Step 3: Verify Webhook Delivery
Once the webhook is created, it appears as a row in the table on the Webhooks page. Monitor the Total deliveries and Total failures columns to confirm your endpoint is receiving and acknowledging payloads correctly. The Response time column shows how quickly your server responded to the most recent delivery.
If Total failures is incrementing, your endpoint may be returning a non-2xx status code or is unreachable. See Step 5 below to investigate.
Step 4: Secure Your Webhook With the Signing Secret
Below the webhook table, the Signing secret section displays a masked secret value. Use this secret to verify that incoming POST requests genuinely originate from Sender.
Click the eye icon next to the secret field to reveal the full value. Click the copy icon to copy the secret to your clipboard. Use this secret on your server to validate the signature included in each webhook request header.
If you suspect the secret has been compromised, click Rotate secret to generate a new one. After rotating, update the secret in your application immediately — requests signed with the old secret will no longer validate.
Step 5: View Error Logs for a Webhook
To diagnose failed deliveries, click the dropdown arrow (chevron) to the right of the Pause button on the webhook row, then select View error logs. This opens the Webhook logs page, which displays a table with two columns:
Date / time — The timestamp of the failed delivery attempt.
Error code — The HTTP status code returned by your endpoint (e.g., 405, 500).
Click the expand arrow on any log entry to reveal the full response body returned by your server. This is helpful for identifying misconfigured endpoints, incorrect HTTP methods, or server-side errors.

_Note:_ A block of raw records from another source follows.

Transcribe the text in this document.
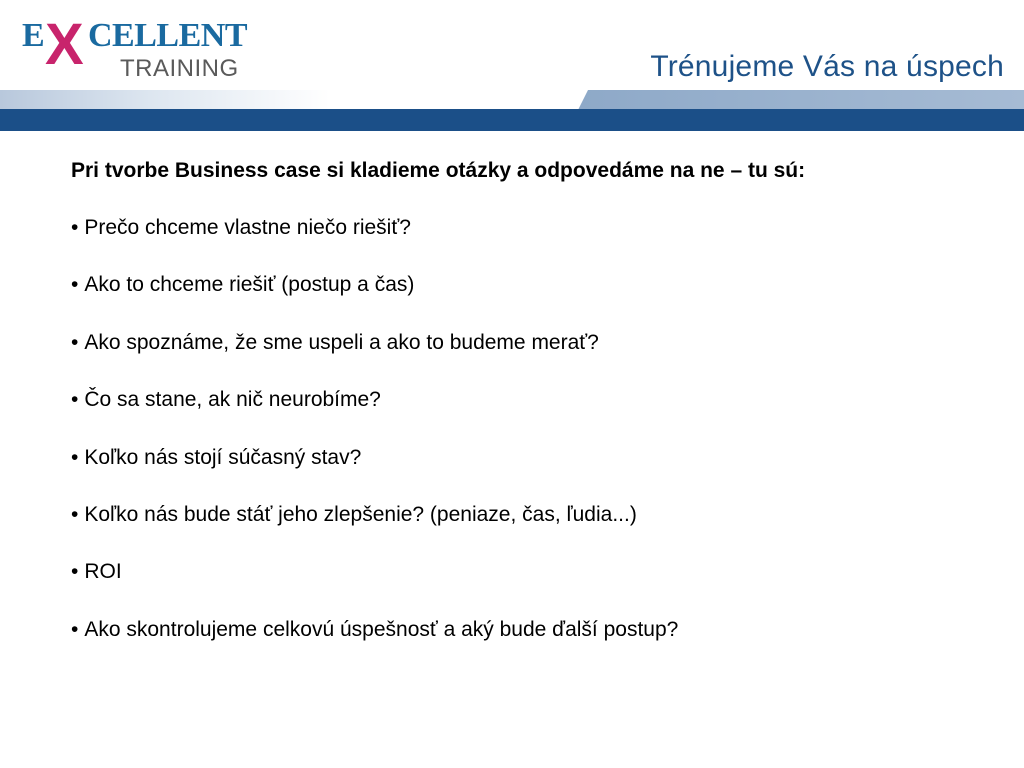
E X CELLENT
TRAINING	Trénujeme Vás na úspech

Pri tvorbe Business case si kladieme otázky a odpovedáme na ne – tu sú:

• Prečo chceme vlastne niečo riešiť?
• Ako to chceme riešiť (postup a čas)
• Ako spoznáme, že sme uspeli a ako to budeme merať?
• Čo sa stane, ak nič neurobíme?
• Koľko nás stojí súčasný stav?
• Koľko nás bude stáť jeho zlepšenie? (peniaze, čas, ľudia...)
• ROI
• Ako skontrolujeme celkovú úspešnosť a aký bude ďalší postup?
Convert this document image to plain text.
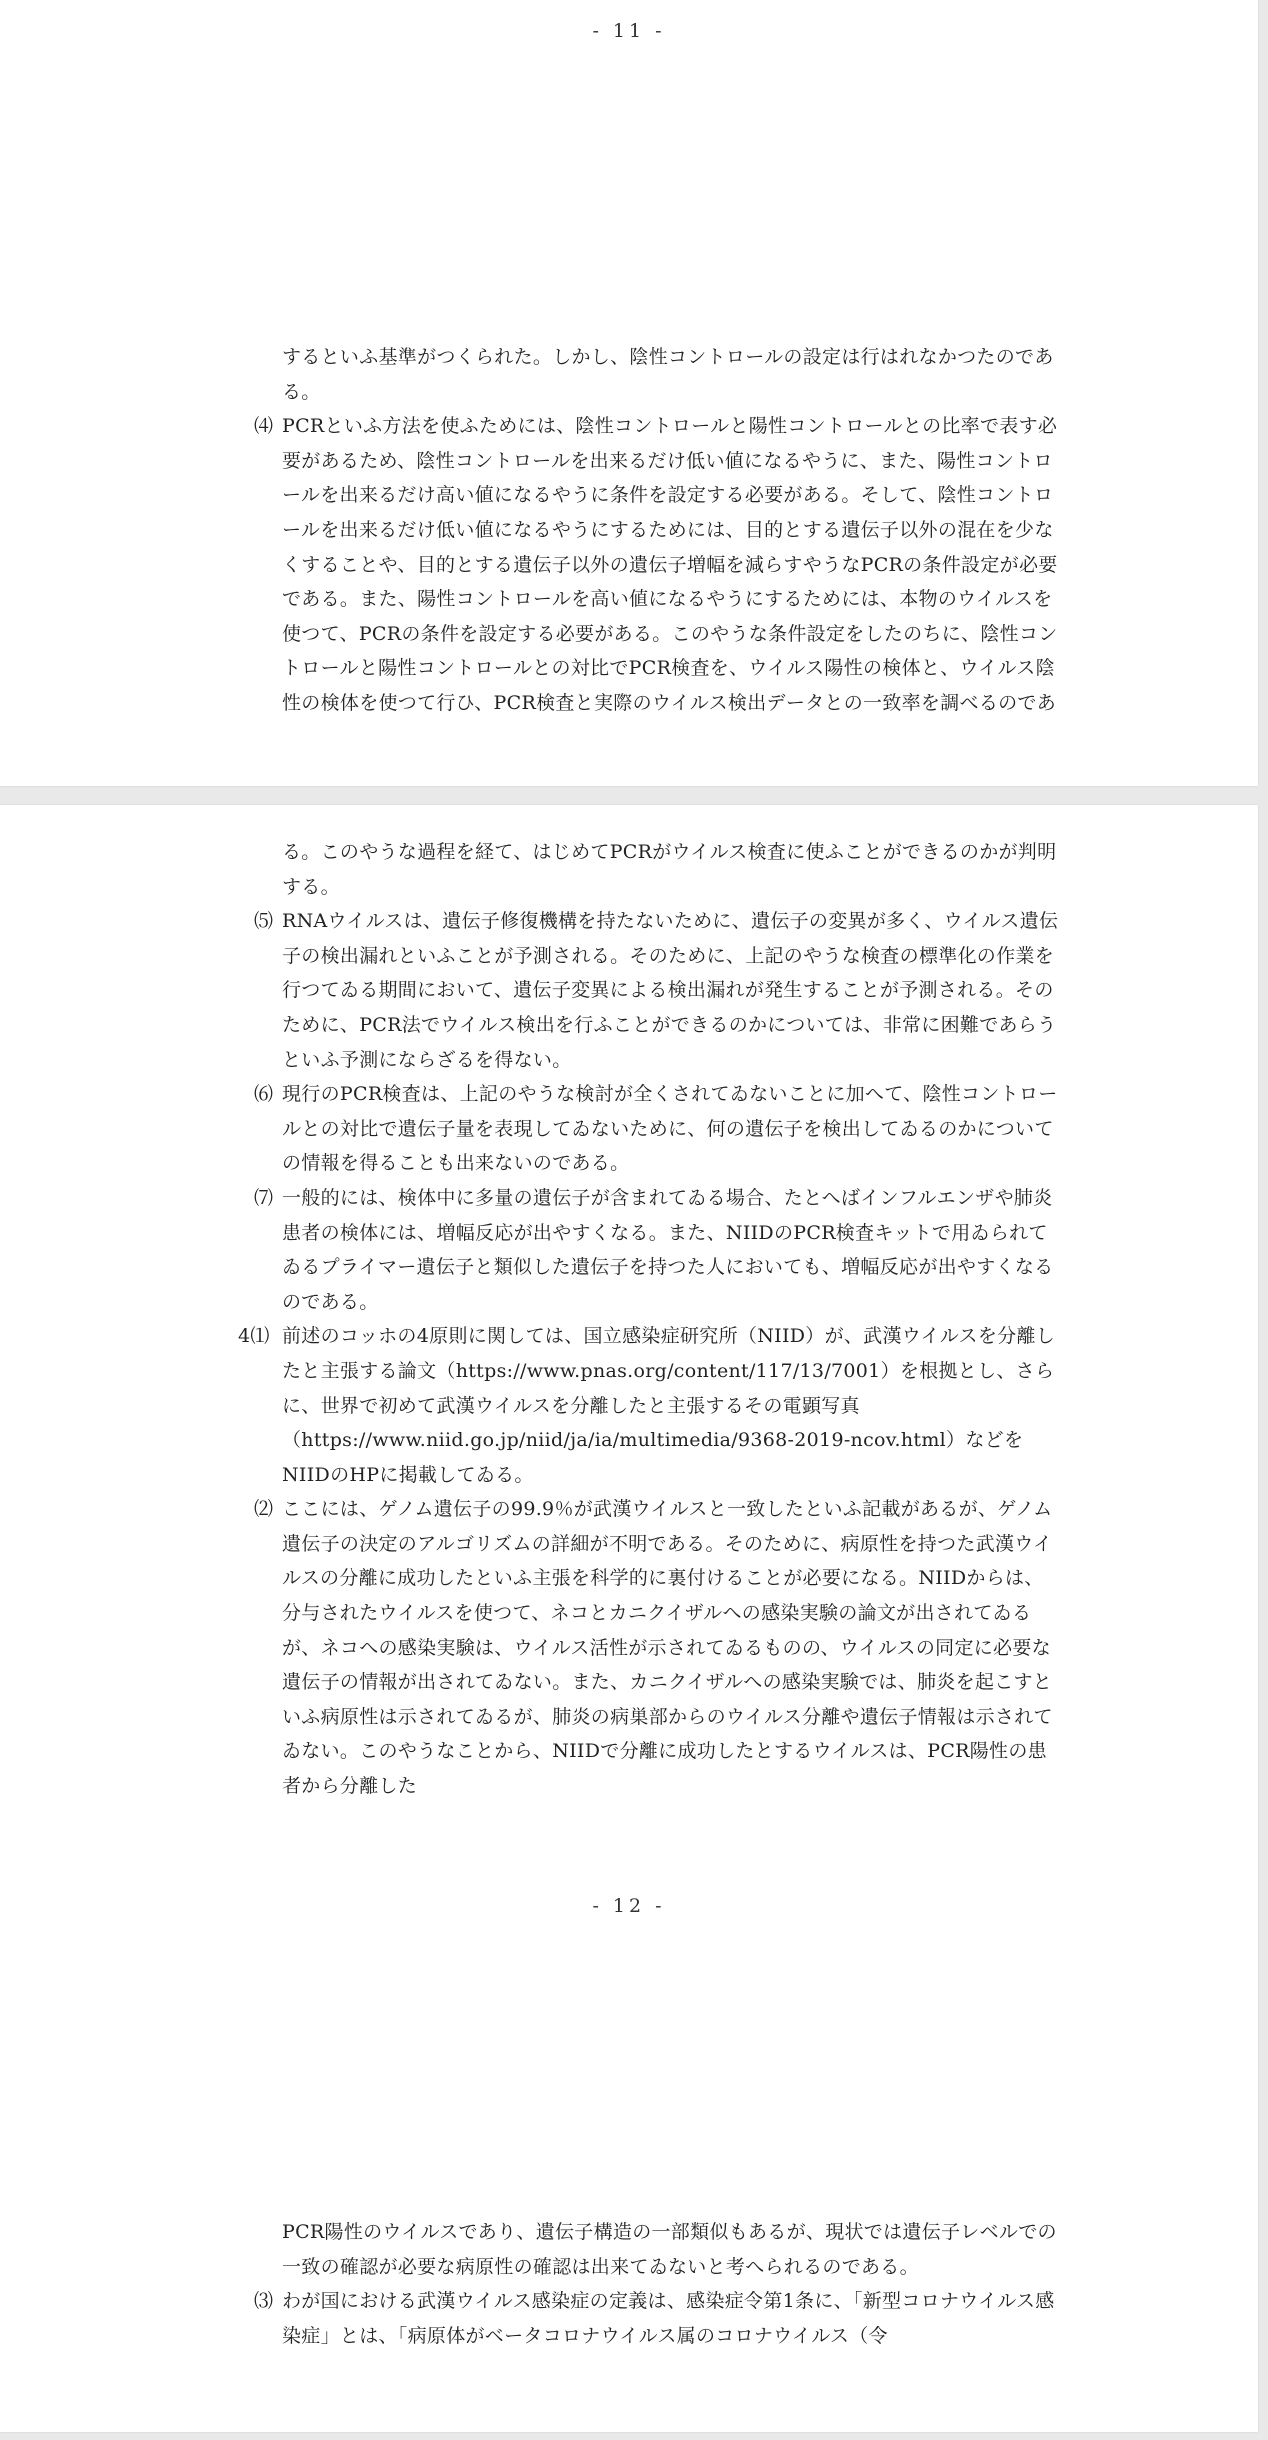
- 11 -

するといふ基準がつくられた。しかし、陰性コントロールの設定は行はれなかつたのである。

⑷ PCRといふ方法を使ふためには、陰性コントロールと陽性コントロールとの比率で表す必要があるため、陰性コントロールを出来るだけ低い値になるやうに、また、陽性コントロールを出来るだけ高い値になるやうに条件を設定する必要がある。そして、陰性コントロールを出来るだけ低い値になるやうにするためには、目的とする遺伝子以外の混在を少なくすることや、目的とする遺伝子以外の遺伝子増幅を減らすやうなPCRの条件設定が必要である。また、陽性コントロールを高い値になるやうにするためには、本物のウイルスを使つて、PCRの条件を設定する必要がある。このやうな条件設定をしたのちに、陰性コントロールと陽性コントロールとの対比でPCR検査を、ウイルス陽性の検体と、ウイルス陰性の検体を使つて行ひ、PCR検査と実際のウイルス検出データとの一致率を調べるのであ

る。このやうな過程を経て、はじめてPCRがウイルス検査に使ふことができるのかが判明する。

⑸ RNAウイルスは、遺伝子修復機構を持たないために、遺伝子の変異が多く、ウイルス遺伝子の検出漏れといふことが予測される。そのために、上記のやうな検査の標準化の作業を行つてゐる期間において、遺伝子変異による検出漏れが発生することが予測される。そのために、PCR法でウイルス検出を行ふことができるのかについては、非常に困難であらうといふ予測にならざるを得ない。

⑹ 現行のPCR検査は、上記のやうな検討が全くされてゐないことに加へて、陰性コントロールとの対比で遺伝子量を表現してゐないために、何の遺伝子を検出してゐるのかについての情報を得ることも出来ないのである。

⑺ 一般的には、検体中に多量の遺伝子が含まれてゐる場合、たとへばインフルエンザや肺炎患者の検体には、増幅反応が出やすくなる。また、NIIDのPCR検査キットで用ゐられてゐるプライマー遺伝子と類似した遺伝子を持つた人においても、増幅反応が出やすくなるのである。

4⑴ 前述のコッホの4原則に関しては、国立感染症研究所（NIID）が、武漢ウイルスを分離したと主張する論文（https://www.pnas.org/content/117/13/7001）を根拠とし、さらに、世界で初めて武漢ウイルスを分離したと主張するその電顕写真（https://www.niid.go.jp/niid/ja/ia/multimedia/9368-2019-ncov.html）などをNIIDのHPに掲載してゐる。

⑵ ここには、ゲノム遺伝子の99.9％が武漢ウイルスと一致したといふ記載があるが、ゲノム遺伝子の決定のアルゴリズムの詳細が不明である。そのために、病原性を持つた武漢ウイルスの分離に成功したといふ主張を科学的に裏付けることが必要になる。NIIDからは、分与されたウイルスを使つて、ネコとカニクイザルへの感染実験の論文が出されてゐるが、ネコへの感染実験は、ウイルス活性が示されてゐるものの、ウイルスの同定に必要な遺伝子の情報が出されてゐない。また、カニクイザルへの感染実験では、肺炎を起こすといふ病原性は示されてゐるが、肺炎の病巣部からのウイルス分離や遺伝子情報は示されてゐない。このやうなことから、NIIDで分離に成功したとするウイルスは、PCR陽性の患者から分離した

- 12 -

PCR陽性のウイルスであり、遺伝子構造の一部類似もあるが、現状では遺伝子レベルでの一致の確認が必要な病原性の確認は出来てゐないと考へられるのである。

⑶ わが国における武漢ウイルス感染症の定義は、感染症令第1条に、「新型コロナウイルス感染症」とは、「病原体がベータコロナウイルス属のコロナウイルス（令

Managing Existing Webhooks
Pause a Webhook — Click the Pause button on any webhook row to temporarily stop deliveries without deleting the configuration. This is useful when performing maintenance on your endpoint.
Edit a Webhook — Click the dropdown arrow next to the Pause button and select Edit. The Edit webhook modal lets you update the URL or change the Topic. Click Add to save your changes.
Delete a Webhook — From the same dropdown menu, select Delete to permanently remove the webhook. This action cannot be undone.
Tips for Reliable Webhook Integration
Respond quickly — Your endpoint should return a 2xx status code within a few seconds. Long-running processing should be handled asynchronously after acknowledging receipt.
Use the signing secret — Always validate the request signature on your server to ensure payloads are authentic.
Monitor the Webhooks table — Check Total failures and Response time regularly to catch delivery issues early.
Combine with Logs — Cross-reference webhook data with the Logs page under Transactional emails → Logs to match bounce notifications with specific recipient email addresses and event details.
Combine with Metrics — Use the Metrics page under Transactional emails → Metrics and filter by Event type (Bounces, Spam reports) to see aggregate trends alongside your webhook-driven alerts.